Curious George written and illustrated by H.A. Rey shows us that bold, uppercase letters mean the words are loud.
Let’s take a look at ten great reasons to read aloud to your child(ren)
When we read aloud to children, they (1) get to know books. They learn that books have front covers and back covers. The covers can be hard or soft/flexible. Books have spines and sometimes they wear jackets.
Sharing stories with children also helps them learn (2) how to hold and manipulate a book. When we read aloud to children, they discover how a book “works.” They come to understand that a book written in English is read from front to back and that we (gently) turn the pages as the story unfolds. They discover that, if we want, we can go back and reread a page, we can also skip a page.

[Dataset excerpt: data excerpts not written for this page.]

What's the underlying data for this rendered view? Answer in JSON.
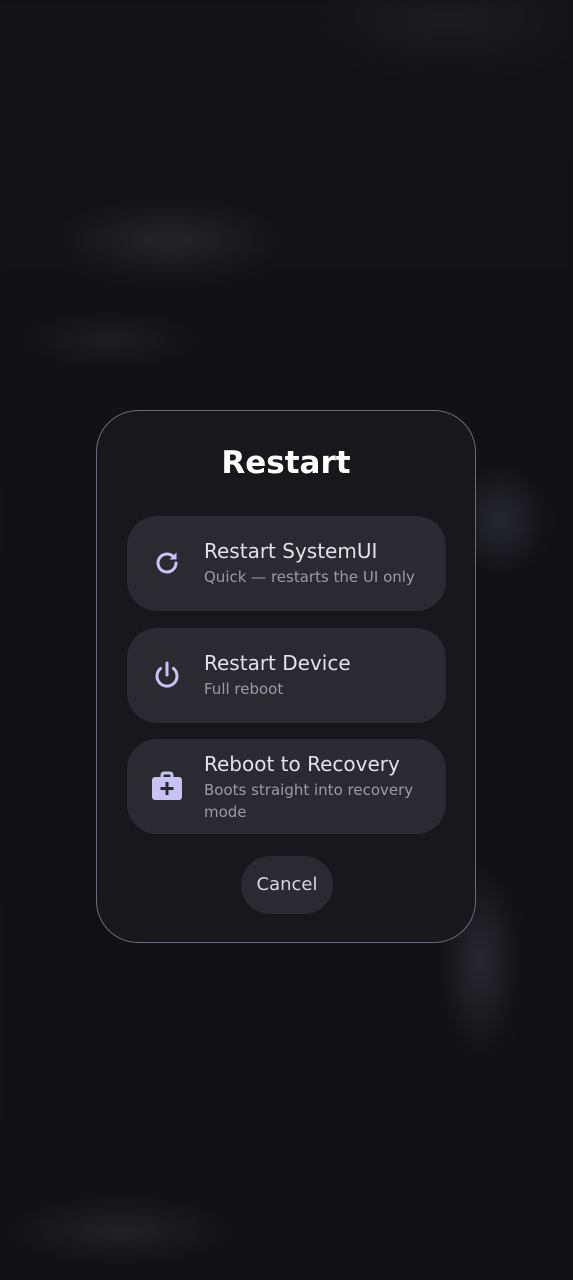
{
  "dialog": {
    "title": "Restart",
    "options": [
      {
        "icon": "refresh-icon",
        "label": "Restart SystemUI",
        "description": "Quick — restarts the UI only"
      },
      {
        "icon": "power-icon",
        "label": "Restart Device",
        "description": "Full reboot"
      },
      {
        "icon": "medical-kit-icon",
        "label": "Reboot to Recovery",
        "description": "Boots straight into recovery mode"
      }
    ],
    "cancel_label": "Cancel"
  },
  "colors": {
    "icon_accent": "#c9c3f5",
    "card": "#2b2a31",
    "dialog_bg": "#18171c",
    "dialog_border": "#6c6a78"
  }
}
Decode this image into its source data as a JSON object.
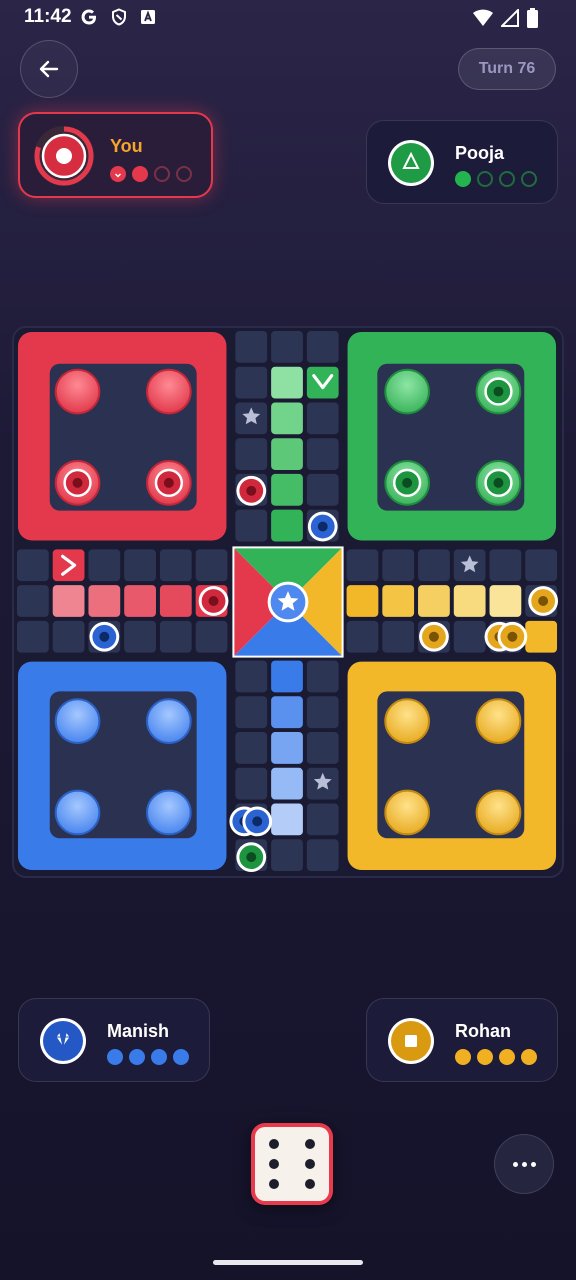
{
  "status": {
    "time": "11:42",
    "left_icons": [
      "google-g-icon",
      "shield-icon",
      "translate-a-icon"
    ],
    "right_icons": [
      "wifi-icon",
      "signal-icon",
      "battery-icon"
    ]
  },
  "header": {
    "back_icon": "arrow-left-icon",
    "turn_label": "Turn 76"
  },
  "players": {
    "you": {
      "name": "You",
      "color": "#e4394d",
      "symbol": "dot",
      "progress": 0.8,
      "pips": [
        "x-filled",
        "filled",
        "empty",
        "empty"
      ]
    },
    "pooja": {
      "name": "Pooja",
      "color": "#23b44f",
      "symbol": "triangle",
      "pips": [
        "filled",
        "empty",
        "empty",
        "empty"
      ]
    },
    "manish": {
      "name": "Manish",
      "color": "#2e6fe0",
      "symbol": "diamond",
      "pips": [
        "filled",
        "filled",
        "filled",
        "filled"
      ]
    },
    "rohan": {
      "name": "Rohan",
      "color": "#f0b021",
      "symbol": "square",
      "pips": [
        "filled",
        "filled",
        "filled",
        "filled"
      ]
    }
  },
  "board": {
    "colors": {
      "red": "#e4394d",
      "green": "#33b357",
      "blue": "#3a7bea",
      "yellow": "#f2b82a",
      "cell": "#2d3555"
    },
    "home_tokens": {
      "red": [
        "empty",
        "empty",
        "token",
        "token"
      ],
      "green": [
        "empty",
        "token",
        "token",
        "token"
      ],
      "blue": [
        "empty",
        "empty",
        "empty",
        "empty"
      ],
      "yellow": [
        "empty",
        "empty",
        "empty",
        "empty"
      ]
    }
  },
  "dice": {
    "value": 6,
    "border_color": "#e9394d"
  },
  "controls": {
    "more_icon": "more-horizontal-icon"
  }
}
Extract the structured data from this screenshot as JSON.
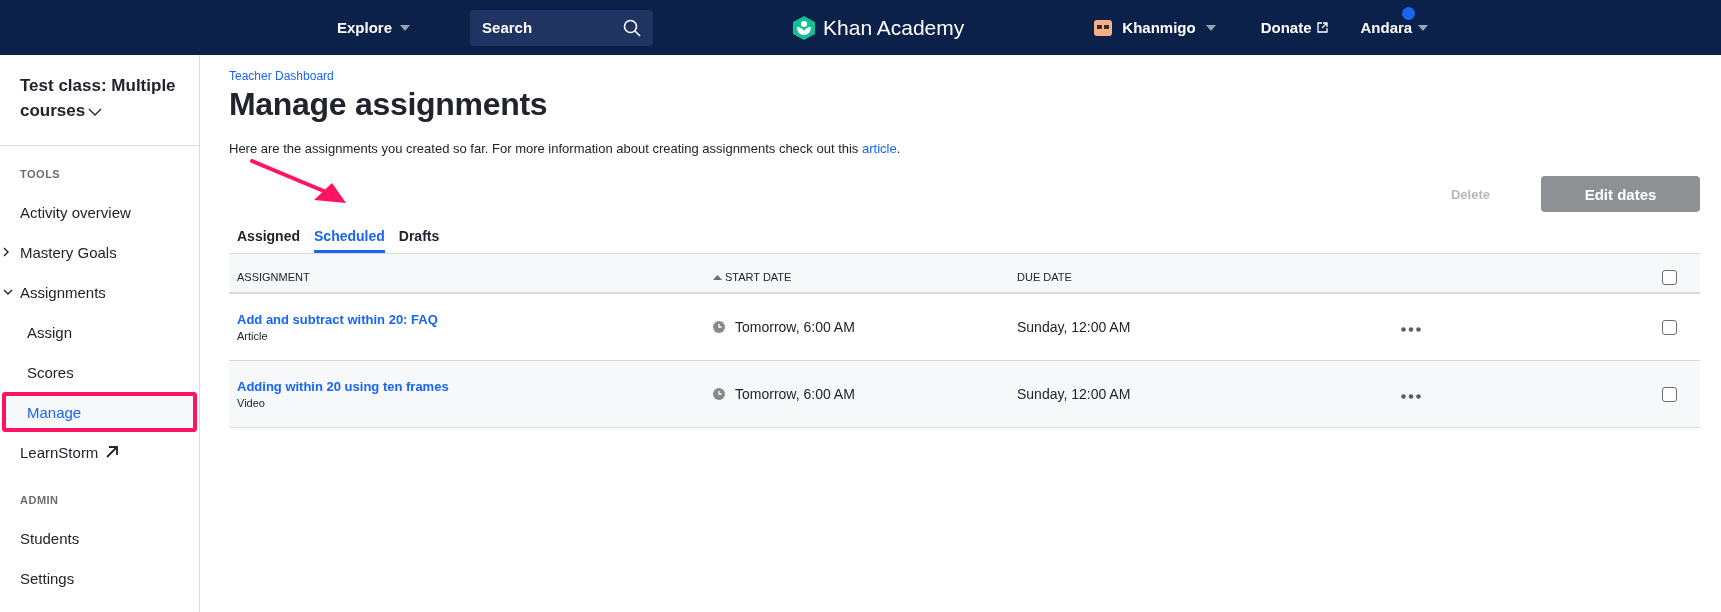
{
  "header": {
    "explore": "Explore",
    "search": {
      "placeholder": "Search"
    },
    "logo": "Khan Academy",
    "khanmigo": "Khanmigo",
    "donate": "Donate",
    "user": {
      "name": "Andara",
      "notification": true
    }
  },
  "sidebar": {
    "class_title": "Test class: Multiple courses",
    "sections": [
      {
        "heading": "TOOLS",
        "items": [
          {
            "label": "Activity overview",
            "kind": "plain",
            "selected": false,
            "highlighted": false
          },
          {
            "label": "Mastery Goals",
            "kind": "collapsible",
            "expanded": false,
            "selected": false,
            "highlighted": false
          },
          {
            "label": "Assignments",
            "kind": "collapsible",
            "expanded": true,
            "selected": false,
            "highlighted": false,
            "children": [
              {
                "label": "Assign",
                "kind": "plain",
                "selected": false,
                "highlighted": false
              },
              {
                "label": "Scores",
                "kind": "plain",
                "selected": false,
                "highlighted": false
              },
              {
                "label": "Manage",
                "kind": "plain",
                "selected": true,
                "highlighted": true
              }
            ]
          },
          {
            "label": "LearnStorm",
            "kind": "external",
            "selected": false,
            "highlighted": false
          }
        ]
      },
      {
        "heading": "ADMIN",
        "items": [
          {
            "label": "Students",
            "kind": "plain",
            "selected": false,
            "highlighted": false
          },
          {
            "label": "Settings",
            "kind": "plain",
            "selected": false,
            "highlighted": false
          }
        ]
      }
    ]
  },
  "main": {
    "breadcrumb": "Teacher Dashboard",
    "title": "Manage assignments",
    "description": {
      "text": "Here are the assignments you created so far. For more information about creating assignments check out this ",
      "link": "article",
      "end": "."
    },
    "buttons": [
      {
        "label": "Delete",
        "kind": "text",
        "disabled": true
      },
      {
        "label": "Edit dates",
        "kind": "primary",
        "disabled": true
      }
    ],
    "tabs": [
      {
        "label": "Assigned",
        "selected": false
      },
      {
        "label": "Scheduled",
        "selected": true
      },
      {
        "label": "Drafts",
        "selected": false
      }
    ],
    "table": {
      "columns": [
        {
          "label": "ASSIGNMENT",
          "sorted": false
        },
        {
          "label": "START DATE",
          "sorted": true
        },
        {
          "label": "DUE DATE",
          "sorted": false
        }
      ],
      "select_all_checked": false,
      "rows": [
        {
          "title": "Add and subtract within 20: FAQ",
          "type": "Article",
          "start": "Tomorrow, 6:00 AM",
          "due": "Sunday, 12:00 AM",
          "checked": false
        },
        {
          "title": "Adding within 20 using ten frames",
          "type": "Video",
          "start": "Tomorrow, 6:00 AM",
          "due": "Sunday, 12:00 AM",
          "checked": false
        }
      ]
    }
  }
}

Occasionally running a finger along the printed text will also help children learn that (3) pages are read from top to bottom and the text is read from left to right. With a little help from us, children will discover that bold words are often important to the story and usually we think of bold words or words shown in uppercase letters as LOUD WORDS.
If we read lift the flap books or pop up books, children will learn that (4) sometimes books have flaps or other features that hide the solution to a riddle or some other surprise.
Reading aloud also exposes children to the (5) beauty and richness of our language. Children will also gain (6)phonemic awareness as they discover how to play with words and sounds through rhyming and alliteration.
When hearing books read aloud, children (and adults) learn (7) new words and all sorts of wonderful (8) facts (especially when the children are wild about dinosaurs!)
Hearing a selection of books gives children an understanding of (9) what a story is , how a fairy tale is different from a fable and how tall tales exaggerate.
Hearing picture books read aloud can also enable children to (10) safely explore worrisome or difficult topics like going to the hospital or coping with illness, disability, bullying, or even the death of a loved one while safe in a loving and comfortable environment.